Premised upon this decision, contractual terms may be incorporated into an agreement by virtue of a weblink.
This decision would draw us in-line with the English COA decision of Rooney v CSE Bournemouth  EWCA Civ 1364. Although not specifically discussed in Open Country, the English COA decided that the words “Terms and Conditions available upon request” at the foot of a work-order would allow a contractor to raise, as a defence, the contractor’s standard conditions of trading. As put by the COA:
In the factual context I disagree with the judge's conclusion. He concluded that the words conveyed no more than that terms and conditions were available in the sense that there were terms which might be included at the customer's request. I can see that grammatically the words could be construed that way, but it is not a construction which I would expect to occur to a businessman in the position of the parties. The work order was intended to be sent to the customer for signature as a contractually binding order rather than a form of pre-contractual negotiation. It would also be commercially most odd to have a contract for the performance of services where, instead of it containing any detailed commercial terms, eg as to payment, the contractor devised such terms but left them for inclusion only at the customer's request.

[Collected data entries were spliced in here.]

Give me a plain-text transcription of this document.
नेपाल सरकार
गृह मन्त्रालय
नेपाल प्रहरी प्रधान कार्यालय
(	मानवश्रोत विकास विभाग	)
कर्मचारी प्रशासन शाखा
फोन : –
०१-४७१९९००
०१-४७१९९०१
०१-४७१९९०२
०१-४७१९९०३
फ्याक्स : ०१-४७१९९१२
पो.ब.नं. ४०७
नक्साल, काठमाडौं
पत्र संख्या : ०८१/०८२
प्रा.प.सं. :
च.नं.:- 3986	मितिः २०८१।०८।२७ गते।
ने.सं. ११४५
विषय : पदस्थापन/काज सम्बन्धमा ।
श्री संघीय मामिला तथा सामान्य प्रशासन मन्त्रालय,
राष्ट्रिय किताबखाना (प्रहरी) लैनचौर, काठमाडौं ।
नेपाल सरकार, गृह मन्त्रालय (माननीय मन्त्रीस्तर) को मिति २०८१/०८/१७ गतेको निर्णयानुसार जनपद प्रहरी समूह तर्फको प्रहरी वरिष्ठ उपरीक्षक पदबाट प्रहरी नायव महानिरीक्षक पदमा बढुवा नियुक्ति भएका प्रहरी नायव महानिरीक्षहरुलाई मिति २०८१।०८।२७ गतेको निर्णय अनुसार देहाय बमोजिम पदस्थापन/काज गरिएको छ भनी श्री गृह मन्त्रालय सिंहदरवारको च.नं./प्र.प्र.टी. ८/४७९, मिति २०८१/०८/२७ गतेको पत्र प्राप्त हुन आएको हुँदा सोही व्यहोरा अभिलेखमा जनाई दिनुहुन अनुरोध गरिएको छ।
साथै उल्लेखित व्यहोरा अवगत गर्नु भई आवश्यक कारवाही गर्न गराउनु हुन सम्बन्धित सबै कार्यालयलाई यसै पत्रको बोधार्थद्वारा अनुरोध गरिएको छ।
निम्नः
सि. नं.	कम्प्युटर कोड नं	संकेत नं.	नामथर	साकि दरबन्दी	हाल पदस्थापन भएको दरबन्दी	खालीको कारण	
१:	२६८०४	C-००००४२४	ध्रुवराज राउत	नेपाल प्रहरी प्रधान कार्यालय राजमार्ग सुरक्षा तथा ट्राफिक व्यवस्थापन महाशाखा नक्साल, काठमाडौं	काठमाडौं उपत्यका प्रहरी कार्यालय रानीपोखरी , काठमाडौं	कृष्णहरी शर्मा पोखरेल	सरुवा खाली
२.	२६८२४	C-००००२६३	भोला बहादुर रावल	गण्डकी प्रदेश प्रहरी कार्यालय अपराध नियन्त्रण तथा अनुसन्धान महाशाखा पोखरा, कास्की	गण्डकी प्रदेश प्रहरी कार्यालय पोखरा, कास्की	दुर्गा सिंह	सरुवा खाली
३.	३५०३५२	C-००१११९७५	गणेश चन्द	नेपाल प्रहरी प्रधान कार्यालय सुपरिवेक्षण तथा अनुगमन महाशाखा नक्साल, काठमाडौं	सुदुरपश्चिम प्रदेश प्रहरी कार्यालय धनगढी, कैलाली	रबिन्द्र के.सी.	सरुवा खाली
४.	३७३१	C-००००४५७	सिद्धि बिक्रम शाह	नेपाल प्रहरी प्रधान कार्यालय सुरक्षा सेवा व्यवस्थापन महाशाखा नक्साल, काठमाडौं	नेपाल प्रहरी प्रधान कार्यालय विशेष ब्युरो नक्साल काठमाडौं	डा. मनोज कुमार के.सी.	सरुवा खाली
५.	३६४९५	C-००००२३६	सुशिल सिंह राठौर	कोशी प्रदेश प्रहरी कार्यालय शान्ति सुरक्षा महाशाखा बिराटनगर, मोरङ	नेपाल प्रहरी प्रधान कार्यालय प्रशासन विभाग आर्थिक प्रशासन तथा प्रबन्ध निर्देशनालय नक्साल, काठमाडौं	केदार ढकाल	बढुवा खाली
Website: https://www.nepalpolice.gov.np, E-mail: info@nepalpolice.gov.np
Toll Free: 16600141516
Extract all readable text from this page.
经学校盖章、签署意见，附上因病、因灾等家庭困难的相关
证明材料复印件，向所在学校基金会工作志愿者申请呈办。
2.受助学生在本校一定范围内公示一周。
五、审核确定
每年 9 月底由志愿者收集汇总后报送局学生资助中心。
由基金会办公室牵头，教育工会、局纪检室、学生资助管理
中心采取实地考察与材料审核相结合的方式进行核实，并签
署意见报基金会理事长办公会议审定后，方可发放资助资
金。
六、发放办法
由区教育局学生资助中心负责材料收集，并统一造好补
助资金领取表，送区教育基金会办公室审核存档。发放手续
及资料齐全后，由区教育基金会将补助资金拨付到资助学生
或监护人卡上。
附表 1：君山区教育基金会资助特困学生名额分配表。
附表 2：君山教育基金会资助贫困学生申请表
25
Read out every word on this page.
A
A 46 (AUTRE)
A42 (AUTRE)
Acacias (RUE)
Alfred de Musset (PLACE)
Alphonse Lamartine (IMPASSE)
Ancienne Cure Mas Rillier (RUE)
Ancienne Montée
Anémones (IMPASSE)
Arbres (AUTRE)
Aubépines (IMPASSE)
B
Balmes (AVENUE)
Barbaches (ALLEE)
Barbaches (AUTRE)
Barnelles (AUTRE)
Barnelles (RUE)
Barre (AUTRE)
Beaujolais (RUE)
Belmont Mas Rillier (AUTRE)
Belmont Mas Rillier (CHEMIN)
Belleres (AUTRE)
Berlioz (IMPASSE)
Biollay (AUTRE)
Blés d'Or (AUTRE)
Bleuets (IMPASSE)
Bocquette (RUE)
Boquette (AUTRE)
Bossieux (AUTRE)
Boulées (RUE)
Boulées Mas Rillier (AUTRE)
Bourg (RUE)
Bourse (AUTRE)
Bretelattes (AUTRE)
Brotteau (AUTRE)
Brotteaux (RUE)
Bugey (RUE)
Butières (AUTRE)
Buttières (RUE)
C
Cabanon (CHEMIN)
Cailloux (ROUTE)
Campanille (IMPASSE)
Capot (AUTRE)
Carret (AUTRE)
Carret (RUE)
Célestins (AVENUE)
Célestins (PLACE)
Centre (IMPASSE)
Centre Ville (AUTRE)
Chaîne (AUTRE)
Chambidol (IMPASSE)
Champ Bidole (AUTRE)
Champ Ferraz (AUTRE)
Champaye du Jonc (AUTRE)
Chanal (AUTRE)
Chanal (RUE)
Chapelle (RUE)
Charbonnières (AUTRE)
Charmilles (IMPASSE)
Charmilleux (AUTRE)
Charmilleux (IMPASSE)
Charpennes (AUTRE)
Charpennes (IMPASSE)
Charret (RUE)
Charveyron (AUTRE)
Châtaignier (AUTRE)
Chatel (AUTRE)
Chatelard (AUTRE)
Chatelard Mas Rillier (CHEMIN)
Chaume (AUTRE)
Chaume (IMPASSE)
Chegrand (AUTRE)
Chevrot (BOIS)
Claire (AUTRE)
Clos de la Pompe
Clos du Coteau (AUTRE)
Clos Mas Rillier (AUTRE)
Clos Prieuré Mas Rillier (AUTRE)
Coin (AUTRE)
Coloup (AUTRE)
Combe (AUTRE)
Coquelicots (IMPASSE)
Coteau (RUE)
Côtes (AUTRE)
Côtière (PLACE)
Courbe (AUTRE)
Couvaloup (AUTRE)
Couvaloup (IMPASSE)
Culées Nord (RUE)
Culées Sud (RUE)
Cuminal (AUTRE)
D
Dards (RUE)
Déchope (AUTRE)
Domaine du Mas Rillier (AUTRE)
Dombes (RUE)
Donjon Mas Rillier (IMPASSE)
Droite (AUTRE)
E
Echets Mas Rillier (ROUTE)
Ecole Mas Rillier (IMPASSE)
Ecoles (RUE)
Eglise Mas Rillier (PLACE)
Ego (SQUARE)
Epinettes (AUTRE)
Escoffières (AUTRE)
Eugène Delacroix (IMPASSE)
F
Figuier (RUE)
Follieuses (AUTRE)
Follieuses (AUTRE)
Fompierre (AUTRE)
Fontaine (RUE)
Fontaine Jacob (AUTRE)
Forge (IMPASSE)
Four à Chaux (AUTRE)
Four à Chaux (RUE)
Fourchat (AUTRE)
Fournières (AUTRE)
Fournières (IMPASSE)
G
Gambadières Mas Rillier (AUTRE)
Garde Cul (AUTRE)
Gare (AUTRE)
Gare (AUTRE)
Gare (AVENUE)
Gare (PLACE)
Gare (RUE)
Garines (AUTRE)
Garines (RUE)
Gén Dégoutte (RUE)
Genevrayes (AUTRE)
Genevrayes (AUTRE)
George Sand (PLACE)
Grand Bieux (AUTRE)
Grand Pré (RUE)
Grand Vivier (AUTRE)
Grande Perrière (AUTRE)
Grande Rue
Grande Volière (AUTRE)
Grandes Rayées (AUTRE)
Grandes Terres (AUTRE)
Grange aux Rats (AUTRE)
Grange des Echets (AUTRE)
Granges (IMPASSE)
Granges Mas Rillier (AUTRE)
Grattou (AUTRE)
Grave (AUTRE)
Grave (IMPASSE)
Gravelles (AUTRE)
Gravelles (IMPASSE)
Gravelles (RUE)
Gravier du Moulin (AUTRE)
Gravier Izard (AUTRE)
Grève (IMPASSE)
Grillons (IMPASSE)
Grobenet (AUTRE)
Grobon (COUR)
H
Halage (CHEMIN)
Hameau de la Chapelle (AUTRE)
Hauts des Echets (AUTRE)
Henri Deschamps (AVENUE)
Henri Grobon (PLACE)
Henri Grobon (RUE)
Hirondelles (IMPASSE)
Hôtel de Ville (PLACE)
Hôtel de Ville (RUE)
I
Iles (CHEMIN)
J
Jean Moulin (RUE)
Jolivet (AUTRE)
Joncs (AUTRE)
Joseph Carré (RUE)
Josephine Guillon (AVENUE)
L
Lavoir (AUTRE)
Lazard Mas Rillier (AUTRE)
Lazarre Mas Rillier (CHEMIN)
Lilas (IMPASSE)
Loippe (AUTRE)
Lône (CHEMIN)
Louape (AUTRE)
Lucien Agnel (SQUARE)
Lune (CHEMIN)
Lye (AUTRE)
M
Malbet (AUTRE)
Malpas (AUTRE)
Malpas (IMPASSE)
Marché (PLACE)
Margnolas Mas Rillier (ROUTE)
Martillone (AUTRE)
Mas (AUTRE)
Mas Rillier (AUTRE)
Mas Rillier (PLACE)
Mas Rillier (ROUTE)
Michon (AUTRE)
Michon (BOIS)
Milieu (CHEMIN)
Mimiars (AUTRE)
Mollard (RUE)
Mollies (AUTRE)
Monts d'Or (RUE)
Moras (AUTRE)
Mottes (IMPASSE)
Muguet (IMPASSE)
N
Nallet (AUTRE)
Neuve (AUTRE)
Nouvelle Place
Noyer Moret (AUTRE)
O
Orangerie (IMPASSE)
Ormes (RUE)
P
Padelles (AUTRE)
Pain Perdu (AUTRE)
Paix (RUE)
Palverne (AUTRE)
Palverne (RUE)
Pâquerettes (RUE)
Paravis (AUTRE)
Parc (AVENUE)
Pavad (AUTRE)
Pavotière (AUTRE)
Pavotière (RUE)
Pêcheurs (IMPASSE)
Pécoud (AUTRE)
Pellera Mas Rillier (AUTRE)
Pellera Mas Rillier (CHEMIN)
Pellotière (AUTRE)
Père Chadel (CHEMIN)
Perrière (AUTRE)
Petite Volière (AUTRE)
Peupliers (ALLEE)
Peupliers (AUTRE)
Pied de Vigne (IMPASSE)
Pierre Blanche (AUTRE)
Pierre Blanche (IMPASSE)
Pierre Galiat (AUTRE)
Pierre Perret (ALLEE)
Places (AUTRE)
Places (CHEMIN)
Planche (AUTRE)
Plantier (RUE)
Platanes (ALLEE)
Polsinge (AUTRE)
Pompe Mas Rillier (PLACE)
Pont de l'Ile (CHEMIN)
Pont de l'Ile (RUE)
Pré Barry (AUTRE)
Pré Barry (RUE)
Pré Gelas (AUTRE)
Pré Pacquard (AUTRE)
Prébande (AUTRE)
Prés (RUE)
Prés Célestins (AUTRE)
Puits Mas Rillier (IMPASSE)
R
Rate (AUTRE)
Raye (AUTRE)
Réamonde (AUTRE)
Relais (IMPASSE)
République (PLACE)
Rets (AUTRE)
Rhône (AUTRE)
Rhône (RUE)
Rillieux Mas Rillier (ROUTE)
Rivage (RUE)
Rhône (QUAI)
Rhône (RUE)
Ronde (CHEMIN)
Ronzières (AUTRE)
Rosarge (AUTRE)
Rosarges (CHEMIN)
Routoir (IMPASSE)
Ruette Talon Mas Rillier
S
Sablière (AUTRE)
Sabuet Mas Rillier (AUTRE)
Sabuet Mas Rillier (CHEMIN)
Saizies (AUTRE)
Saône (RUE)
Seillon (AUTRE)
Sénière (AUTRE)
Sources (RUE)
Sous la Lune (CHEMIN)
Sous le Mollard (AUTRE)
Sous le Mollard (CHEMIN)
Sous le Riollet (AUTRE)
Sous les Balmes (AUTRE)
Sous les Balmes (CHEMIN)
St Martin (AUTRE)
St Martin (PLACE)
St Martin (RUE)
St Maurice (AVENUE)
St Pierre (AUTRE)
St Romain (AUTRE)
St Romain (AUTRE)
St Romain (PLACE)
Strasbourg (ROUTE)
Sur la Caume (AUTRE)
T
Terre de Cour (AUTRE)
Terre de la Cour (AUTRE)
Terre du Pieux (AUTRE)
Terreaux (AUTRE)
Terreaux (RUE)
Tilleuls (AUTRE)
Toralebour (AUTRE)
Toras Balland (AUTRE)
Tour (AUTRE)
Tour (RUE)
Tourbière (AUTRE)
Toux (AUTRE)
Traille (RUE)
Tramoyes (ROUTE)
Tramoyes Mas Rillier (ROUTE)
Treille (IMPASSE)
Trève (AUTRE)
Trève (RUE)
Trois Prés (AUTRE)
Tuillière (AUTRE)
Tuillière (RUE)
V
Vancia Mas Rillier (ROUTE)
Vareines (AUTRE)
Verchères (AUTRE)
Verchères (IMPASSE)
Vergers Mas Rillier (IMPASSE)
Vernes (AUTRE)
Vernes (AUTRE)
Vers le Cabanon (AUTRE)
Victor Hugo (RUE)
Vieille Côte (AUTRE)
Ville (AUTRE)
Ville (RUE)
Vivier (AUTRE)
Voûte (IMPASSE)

The work order was a contractual document which took its place within the contractual framework of an aircraft maintenance agreement. The prevailing regulatory regime prescribed the technical content of the contracts, but left the parties free to negotiate such commercial terms as they wished. The work order, a signed document, was that which activated work being done under the contract. The document bears the words "Terms and conditions available on request". Given the nature of this contract and an expectation there would be commercial terms, it seems to me that these words must bear some meaning.
One can see how this position would differ in the context of unequal bargaining power (cf. the decision above against Spreadex Ltd v Colin Cochrane  EWHC 1290 (Comm), where the QBD held that a contract between consumer and service-provider would not come into existence on the basis of a weblink “Customer Agreement”).
With the world becoming increasingly borderless (although the coronavirus may have curtailed that somewhat), parties would do well to read all documents and contracts thoroughly. A major concern for AF were the costs associated with engaging solicitors in NZ; the COA noted this but held that that was a risk that they took in the bargain that they had struck.